I have an analogy for (ASL) interpreting from a Deaf user's perspective that involves parachutes and squirrel suits and such. Ian Smith asked for it to be publicly available, so... here is a hastily written post. Perhaps someday it will be edited into something more eloquent; today is not that day.

Ok. So you know wingsuits (sometimes called squirrel suits after the flying squirrels they resemble), the skydiving suits with wings that let you kinda glide around? (If you don't, here's a video of one.)

That’s lipreading. It looks like flying, but really it’s more like... "falling, with style," to quote Toy Story. To the untrained eye, squirrel suiting can masquerade as flying, but you can’t actually continue doing it. You have to bail out of it and activate your parachute at some point before you smash your head open on a rock.

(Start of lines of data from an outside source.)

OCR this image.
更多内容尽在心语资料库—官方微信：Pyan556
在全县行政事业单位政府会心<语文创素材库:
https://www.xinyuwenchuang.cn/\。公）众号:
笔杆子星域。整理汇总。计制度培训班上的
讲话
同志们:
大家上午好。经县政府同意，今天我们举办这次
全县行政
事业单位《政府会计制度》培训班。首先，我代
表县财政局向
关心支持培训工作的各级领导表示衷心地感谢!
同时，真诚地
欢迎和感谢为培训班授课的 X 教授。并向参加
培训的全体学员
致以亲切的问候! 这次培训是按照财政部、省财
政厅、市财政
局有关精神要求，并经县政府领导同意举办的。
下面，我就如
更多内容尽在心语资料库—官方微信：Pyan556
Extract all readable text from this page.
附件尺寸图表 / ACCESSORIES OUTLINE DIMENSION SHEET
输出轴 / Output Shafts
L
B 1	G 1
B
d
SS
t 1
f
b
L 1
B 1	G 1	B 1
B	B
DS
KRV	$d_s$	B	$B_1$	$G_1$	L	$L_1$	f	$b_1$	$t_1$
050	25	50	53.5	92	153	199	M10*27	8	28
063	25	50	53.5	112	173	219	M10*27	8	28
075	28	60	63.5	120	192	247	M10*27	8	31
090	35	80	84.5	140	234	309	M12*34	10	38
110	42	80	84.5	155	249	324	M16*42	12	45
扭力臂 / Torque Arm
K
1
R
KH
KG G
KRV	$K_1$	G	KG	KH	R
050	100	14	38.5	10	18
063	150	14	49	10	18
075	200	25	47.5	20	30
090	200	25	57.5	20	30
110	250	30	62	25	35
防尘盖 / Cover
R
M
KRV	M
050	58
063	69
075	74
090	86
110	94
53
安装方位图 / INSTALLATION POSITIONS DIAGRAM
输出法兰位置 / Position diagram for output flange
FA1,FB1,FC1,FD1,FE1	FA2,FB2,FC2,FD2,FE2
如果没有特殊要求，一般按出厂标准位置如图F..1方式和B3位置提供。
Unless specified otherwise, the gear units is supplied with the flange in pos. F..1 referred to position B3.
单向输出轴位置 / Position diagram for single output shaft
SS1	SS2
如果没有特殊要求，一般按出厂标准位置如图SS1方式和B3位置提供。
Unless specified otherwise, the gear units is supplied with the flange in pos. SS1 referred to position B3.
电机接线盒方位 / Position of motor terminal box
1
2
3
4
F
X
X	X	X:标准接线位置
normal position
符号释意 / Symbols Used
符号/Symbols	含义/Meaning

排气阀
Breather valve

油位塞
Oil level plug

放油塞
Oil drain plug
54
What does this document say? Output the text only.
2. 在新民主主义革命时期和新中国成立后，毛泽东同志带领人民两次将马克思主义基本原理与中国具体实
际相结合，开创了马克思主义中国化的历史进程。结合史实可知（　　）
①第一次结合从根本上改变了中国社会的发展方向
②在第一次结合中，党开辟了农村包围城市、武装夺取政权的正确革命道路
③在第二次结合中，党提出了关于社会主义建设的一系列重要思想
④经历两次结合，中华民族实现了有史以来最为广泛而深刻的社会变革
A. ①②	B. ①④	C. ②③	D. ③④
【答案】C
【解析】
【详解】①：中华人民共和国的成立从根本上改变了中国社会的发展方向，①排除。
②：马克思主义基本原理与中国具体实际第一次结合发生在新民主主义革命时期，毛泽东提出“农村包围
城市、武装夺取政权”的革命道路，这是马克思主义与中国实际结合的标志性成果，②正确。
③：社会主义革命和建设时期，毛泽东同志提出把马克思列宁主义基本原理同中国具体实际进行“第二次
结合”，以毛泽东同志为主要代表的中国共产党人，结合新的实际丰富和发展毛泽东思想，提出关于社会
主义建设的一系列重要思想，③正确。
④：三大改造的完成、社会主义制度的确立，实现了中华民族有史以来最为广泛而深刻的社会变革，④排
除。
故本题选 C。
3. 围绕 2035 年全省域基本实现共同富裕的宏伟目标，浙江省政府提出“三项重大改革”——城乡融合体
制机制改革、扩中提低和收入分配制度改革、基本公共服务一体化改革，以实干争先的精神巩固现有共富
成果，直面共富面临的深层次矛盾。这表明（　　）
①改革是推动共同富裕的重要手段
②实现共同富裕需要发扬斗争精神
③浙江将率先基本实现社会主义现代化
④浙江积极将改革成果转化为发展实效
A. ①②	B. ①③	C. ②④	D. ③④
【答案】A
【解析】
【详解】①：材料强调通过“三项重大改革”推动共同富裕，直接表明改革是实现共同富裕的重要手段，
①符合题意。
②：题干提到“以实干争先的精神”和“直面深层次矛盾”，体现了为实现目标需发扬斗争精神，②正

Interpreters are like the giant flying eagles from the end of the Lord of the Rings. (And yes, that's what it looks like on the inside after lipreading, sometimes. Not all the time, but... sometimes.)

Giant eagles can swoop in and pick you up -- and when they do, you are obviously definitely not flying on your own. It's all a bit, uh... bulky and noticeable, but also, you're... not smashing your head open on a rock. And you can keep flying for a lot longer.

I haven't really thought through the parallel analogy for captioning, but perhaps it's like steering your fall over one of those giant fans like they have for indoor skydiving places. It shoots you upwards, it can work for "flyers" (hearing people) as well, but the captioning isn't portable - it only shoots air upwards from that one spot.

Anyway. I explain this to my interpreters at conferences and such (it's really fun to explain using ASL classifiers), and will also tell them that sometimes I will jump off their backs (so to speak) and squirrel-suit for a bit. It's not a reflection on their skill (they can be the best interpreter in the world, and I'll still do it!) or my need for the access they provide -- it's because that’s how I use all my tools/options with fluency.

I can get to some places with my squirrel suit that they can’t quite reach as giant eagles. When it's working, it works beautifully -- I’ll jump on and off really fast, and the choreography of a good interpreter/Mel team can be gorgeous when it works out.

Just for fun:

The Star Wars Ep II scene of Anakin jumping out of the shuttle is actually a fairly accurate portrayal of extroverted puppymel asking questions of a... somewhat less extroverted person, with the requisite ADHD losing-of-things.

And a conversation that happened amongst Deaf friends when I was explaining the analogy:

Samir: Why couldn't my terps have swooped in to pick me up to take me to Mordor in the first place?
Mel: One does not simply walk into Mordor.
Mel: One requests reasonable accommodations, then works one’s way through an increasingly bureaucratic chain, then says “sod it” and walks into Mordor, because it’s easier that way sometimes.